Kerr was born on 30 November 1887 to Alexander Robert Kerr and his wife, Eliza Sophie (née Clark), in Williamstown, a suburb of Melbourne, Victoria. The eldest of five children, she was raised at Albert Park, and was taught to swim by her mother at the nearby Albert Park Lake. Kerr swam competitively from an early age.

==Career==
In 1905 Kerr won medals at both the Victorian and Australasian Championships. During this time, she also gave a number of swimming and diving exhibitions, reputedly performing 366 times in a period of 20 weeks. In early 1906, Kerr went on a six-week tour of South Australia and Western Australia, performing in Adelaide, Coolgardie, Kalgoorlie, and Perth. Managed by her brother-in-law, she entered 43 races at which she won 43 prizes during the tour, and also won five open championships.

From Perth, Kerr journeyed to England aboard the Commonwealth. At a stopover in Durban, Natal, she gave a performance billed as "Australia's Champion Lady Swimmer and Diver", which she would use for the remainder of the tour.

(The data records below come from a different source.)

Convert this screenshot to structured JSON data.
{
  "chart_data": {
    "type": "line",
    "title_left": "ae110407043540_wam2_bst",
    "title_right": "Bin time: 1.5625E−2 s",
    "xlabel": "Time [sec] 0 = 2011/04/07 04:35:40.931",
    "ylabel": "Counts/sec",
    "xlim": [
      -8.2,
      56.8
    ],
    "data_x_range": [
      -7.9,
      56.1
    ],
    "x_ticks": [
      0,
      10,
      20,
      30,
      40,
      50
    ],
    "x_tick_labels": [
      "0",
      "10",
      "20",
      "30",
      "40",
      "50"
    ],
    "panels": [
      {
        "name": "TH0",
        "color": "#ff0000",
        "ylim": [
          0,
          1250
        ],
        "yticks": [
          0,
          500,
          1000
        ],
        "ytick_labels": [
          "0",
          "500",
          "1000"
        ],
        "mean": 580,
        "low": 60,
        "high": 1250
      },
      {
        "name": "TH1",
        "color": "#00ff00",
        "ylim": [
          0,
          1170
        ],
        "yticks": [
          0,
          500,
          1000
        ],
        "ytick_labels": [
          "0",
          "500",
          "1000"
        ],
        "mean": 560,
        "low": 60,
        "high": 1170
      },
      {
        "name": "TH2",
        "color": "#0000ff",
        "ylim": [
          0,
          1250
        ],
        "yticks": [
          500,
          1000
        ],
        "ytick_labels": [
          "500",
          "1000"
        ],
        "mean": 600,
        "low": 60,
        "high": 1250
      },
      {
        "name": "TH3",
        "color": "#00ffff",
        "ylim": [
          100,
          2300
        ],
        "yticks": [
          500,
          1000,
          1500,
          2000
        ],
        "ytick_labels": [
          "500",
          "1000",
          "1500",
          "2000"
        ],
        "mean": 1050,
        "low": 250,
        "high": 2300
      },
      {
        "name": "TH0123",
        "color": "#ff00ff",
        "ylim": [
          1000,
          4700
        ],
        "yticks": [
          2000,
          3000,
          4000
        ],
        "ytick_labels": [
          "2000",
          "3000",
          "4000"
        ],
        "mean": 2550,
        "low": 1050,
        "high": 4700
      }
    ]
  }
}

In England, Kerr gave examples of swimming strokes which included breaststroke and the trudgeon, and gave displays of "somersaults, high diving, blindfold backjumps, [and] kneeling dives". During a performance in Blackpool in August 1911, Kerr rescued two young boys swept out from the jetty at the North Pier by a strong current. Kerr's best time in the 100 yards was 1 minute, 21.4 seconds, and in the mile, 27.5 minutes. She returned to Australia in October 1911, and continued touring for a period of time before marrying Griffith Ellis Williams in Redfern, Sydney, on 3 April 1912.

==Death==
The couple lived in Bondi, with Kerr dying on 3 August 1971 aged 83. She was buried at Waverley Cemetery, survived by her only son.